Date of Award

12-2012

Document Type

Thesis

Degree Name

Master of Science (MS)

Legacy Department

Computer Engineering

Committee Chair/Advisor

Smith, Melissa C

Committee Member

Ligon , Walter

Committee Member

Birchfield , Stanley

Abstract

Over the past decade, computing architectures have continued to exploit multiple levels of parallelism in applications. This increased interest in parallel computing has not only fueled the growth of multi-core processors but has also lead to an emergence of several non-traditional computing architectures like General Purpose Graphical Processing Units (GP-GPUs), Cell Processors, and Field Programmable Gate Arrays (FPGAs).
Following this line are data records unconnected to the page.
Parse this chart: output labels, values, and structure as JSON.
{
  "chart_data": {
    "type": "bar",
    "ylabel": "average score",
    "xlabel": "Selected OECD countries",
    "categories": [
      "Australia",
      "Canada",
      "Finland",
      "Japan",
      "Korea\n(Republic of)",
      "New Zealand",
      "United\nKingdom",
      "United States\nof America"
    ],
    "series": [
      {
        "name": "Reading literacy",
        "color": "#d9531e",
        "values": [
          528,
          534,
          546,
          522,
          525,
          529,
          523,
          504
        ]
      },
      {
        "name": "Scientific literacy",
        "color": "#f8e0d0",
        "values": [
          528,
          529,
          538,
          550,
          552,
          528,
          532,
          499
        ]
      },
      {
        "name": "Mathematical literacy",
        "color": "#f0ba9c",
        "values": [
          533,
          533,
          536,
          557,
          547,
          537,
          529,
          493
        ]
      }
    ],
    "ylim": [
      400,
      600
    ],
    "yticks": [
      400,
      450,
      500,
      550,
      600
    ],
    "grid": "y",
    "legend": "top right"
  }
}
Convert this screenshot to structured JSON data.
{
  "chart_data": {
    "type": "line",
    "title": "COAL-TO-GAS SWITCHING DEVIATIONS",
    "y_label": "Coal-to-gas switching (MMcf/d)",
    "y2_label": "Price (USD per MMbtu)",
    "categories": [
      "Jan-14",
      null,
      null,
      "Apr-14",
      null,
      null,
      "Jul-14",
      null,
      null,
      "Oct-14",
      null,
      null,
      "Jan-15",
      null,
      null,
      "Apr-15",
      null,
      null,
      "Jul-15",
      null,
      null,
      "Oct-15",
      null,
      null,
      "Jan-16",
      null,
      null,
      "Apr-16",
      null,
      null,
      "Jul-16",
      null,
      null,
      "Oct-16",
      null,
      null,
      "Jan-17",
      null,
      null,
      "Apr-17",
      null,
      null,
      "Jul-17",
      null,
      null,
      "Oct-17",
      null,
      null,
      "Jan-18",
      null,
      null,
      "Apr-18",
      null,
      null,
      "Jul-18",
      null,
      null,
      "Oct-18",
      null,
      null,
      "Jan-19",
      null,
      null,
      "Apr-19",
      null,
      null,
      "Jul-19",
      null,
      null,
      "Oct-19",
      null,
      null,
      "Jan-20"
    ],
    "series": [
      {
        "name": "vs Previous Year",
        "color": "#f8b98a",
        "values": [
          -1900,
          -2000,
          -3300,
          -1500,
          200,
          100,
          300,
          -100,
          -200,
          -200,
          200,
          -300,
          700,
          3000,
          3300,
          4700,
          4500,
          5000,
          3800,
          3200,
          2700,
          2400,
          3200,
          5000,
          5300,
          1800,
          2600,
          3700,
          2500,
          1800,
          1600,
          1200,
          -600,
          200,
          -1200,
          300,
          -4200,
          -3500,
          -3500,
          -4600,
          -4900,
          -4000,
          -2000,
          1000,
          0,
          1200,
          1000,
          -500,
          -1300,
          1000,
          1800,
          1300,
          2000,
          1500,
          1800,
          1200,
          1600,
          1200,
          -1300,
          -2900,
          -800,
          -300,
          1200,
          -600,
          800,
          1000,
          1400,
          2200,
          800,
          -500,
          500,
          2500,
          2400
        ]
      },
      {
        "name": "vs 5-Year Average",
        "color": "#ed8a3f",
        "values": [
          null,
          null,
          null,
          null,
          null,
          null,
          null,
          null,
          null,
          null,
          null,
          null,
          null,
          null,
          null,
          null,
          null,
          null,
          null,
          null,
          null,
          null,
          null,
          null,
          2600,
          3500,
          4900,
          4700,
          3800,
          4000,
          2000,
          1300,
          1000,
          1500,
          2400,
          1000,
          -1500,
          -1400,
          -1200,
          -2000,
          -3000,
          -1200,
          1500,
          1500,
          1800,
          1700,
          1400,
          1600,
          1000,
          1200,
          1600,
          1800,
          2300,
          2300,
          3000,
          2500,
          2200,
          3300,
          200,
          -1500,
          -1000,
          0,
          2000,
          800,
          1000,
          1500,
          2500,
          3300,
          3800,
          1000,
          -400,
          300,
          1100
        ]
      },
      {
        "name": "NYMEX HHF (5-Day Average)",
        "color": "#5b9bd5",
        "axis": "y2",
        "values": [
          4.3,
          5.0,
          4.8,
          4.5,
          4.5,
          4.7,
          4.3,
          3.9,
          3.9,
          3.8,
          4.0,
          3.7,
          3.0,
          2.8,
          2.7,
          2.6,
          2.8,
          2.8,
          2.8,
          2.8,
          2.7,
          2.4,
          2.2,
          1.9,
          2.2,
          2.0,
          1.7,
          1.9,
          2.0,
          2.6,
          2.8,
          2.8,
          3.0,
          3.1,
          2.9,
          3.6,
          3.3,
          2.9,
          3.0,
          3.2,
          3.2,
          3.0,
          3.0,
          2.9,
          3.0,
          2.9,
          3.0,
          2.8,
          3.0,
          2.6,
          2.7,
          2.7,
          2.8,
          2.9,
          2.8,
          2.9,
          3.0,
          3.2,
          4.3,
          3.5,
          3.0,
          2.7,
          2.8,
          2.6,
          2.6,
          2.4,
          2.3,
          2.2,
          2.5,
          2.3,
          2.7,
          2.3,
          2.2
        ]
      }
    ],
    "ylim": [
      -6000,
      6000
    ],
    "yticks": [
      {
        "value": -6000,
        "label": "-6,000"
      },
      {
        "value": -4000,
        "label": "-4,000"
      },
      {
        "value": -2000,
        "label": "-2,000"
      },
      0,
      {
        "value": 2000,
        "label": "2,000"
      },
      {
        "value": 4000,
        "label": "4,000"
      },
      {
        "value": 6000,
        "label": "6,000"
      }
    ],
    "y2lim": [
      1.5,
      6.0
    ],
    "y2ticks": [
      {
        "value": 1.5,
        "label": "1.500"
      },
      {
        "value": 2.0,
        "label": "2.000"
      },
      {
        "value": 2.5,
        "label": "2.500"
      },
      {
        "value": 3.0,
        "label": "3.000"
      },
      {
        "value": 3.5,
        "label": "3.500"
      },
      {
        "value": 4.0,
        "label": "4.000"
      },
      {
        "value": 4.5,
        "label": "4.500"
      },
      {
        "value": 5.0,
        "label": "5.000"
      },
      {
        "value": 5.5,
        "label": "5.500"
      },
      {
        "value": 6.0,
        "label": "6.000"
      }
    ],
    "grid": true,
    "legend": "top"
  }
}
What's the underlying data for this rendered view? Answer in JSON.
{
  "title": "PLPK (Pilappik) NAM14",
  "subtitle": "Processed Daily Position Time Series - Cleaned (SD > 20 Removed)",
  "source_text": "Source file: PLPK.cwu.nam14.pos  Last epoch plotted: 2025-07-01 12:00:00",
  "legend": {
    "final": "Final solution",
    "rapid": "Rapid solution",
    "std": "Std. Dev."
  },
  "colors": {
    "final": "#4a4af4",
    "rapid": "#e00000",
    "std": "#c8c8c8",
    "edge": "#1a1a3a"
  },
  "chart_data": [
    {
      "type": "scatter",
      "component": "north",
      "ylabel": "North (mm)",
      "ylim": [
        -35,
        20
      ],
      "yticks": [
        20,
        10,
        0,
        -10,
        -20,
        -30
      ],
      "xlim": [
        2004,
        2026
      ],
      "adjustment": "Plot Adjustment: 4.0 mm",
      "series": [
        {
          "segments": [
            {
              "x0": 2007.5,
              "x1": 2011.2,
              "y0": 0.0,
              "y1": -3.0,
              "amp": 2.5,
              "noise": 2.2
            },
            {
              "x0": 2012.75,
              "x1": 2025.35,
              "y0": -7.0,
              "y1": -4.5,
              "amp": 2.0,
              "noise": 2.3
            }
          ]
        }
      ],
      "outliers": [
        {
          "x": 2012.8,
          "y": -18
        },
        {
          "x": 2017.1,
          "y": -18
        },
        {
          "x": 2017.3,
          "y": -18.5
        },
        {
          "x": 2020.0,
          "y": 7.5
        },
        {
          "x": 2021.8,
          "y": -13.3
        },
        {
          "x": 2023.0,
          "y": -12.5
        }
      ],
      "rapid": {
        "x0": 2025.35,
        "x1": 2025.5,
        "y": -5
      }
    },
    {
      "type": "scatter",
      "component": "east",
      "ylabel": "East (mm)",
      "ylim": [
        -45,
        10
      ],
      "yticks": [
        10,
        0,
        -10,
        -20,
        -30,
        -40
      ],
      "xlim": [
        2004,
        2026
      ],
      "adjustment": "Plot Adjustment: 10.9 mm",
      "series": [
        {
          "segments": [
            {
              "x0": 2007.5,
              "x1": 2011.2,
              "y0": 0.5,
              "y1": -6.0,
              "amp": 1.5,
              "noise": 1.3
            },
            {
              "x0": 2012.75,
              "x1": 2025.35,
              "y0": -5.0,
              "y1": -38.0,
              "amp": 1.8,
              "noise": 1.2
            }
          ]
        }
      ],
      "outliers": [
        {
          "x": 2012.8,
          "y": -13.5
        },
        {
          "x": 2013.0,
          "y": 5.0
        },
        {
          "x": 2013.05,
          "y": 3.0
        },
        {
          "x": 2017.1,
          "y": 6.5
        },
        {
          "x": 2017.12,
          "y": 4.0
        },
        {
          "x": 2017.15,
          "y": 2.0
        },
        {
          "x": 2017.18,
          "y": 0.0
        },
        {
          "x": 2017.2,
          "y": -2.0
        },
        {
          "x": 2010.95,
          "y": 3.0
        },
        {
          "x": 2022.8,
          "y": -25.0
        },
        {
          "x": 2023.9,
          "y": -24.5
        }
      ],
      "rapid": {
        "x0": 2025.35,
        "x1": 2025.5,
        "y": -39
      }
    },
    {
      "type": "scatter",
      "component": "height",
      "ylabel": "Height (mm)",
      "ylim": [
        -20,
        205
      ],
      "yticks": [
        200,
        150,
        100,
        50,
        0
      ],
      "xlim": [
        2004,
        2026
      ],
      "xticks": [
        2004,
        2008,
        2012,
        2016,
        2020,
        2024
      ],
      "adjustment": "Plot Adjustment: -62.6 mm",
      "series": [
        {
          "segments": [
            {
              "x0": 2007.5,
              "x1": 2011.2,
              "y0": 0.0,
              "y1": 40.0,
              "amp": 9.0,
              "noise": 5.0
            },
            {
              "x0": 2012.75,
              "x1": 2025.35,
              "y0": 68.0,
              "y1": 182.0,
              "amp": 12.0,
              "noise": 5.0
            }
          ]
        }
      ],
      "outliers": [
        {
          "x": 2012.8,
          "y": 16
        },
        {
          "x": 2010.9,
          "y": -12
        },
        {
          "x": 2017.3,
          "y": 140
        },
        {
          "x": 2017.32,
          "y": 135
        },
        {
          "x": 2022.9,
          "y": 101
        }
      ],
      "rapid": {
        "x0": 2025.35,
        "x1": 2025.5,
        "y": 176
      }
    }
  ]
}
Of these non-traditional computing architectures, GP-GPUs have gained widespread popularity due to their massively parallel computational abilities and relative ease of programmability.
Several software development ecosystems have emerged to harness the power of these parallel architectures. Although several threading libraries like POSIX Threads, OpenMP and MPI are available for multi-core processors; the support for GP-GPUs remains limited to just two frameworks: Compute Unified Device Architecture (CUDA) and Open Compute Language (OpenCL). These threading libraries and frameworks each provide a powerful set of programming features that have a direct influence on the application performance.
In this work, we characterize the behavior of an anisotropic diffusion filter and identify the hardware bottlenecks that limit the performance of the filter. We choose an image processing filtering algorithm for this study owing to its massively parallel nature. We then utilize a recently developed fitness model from the literature to predict the fitness of this algorithm for the selected architectures and identify the causes for its failure.
We also report and analyze the variation of performance with problem size scaling, available optimization techniques, and execution configurations. We observe a best runtime of 3156 ms on the muti-core processors and 55.66 ms on the GP-GPUs . Our results and analysis highlight different architecture specific optimization techniques and identify the best match out of the selected architectures for this algorithm using a performance prediction model.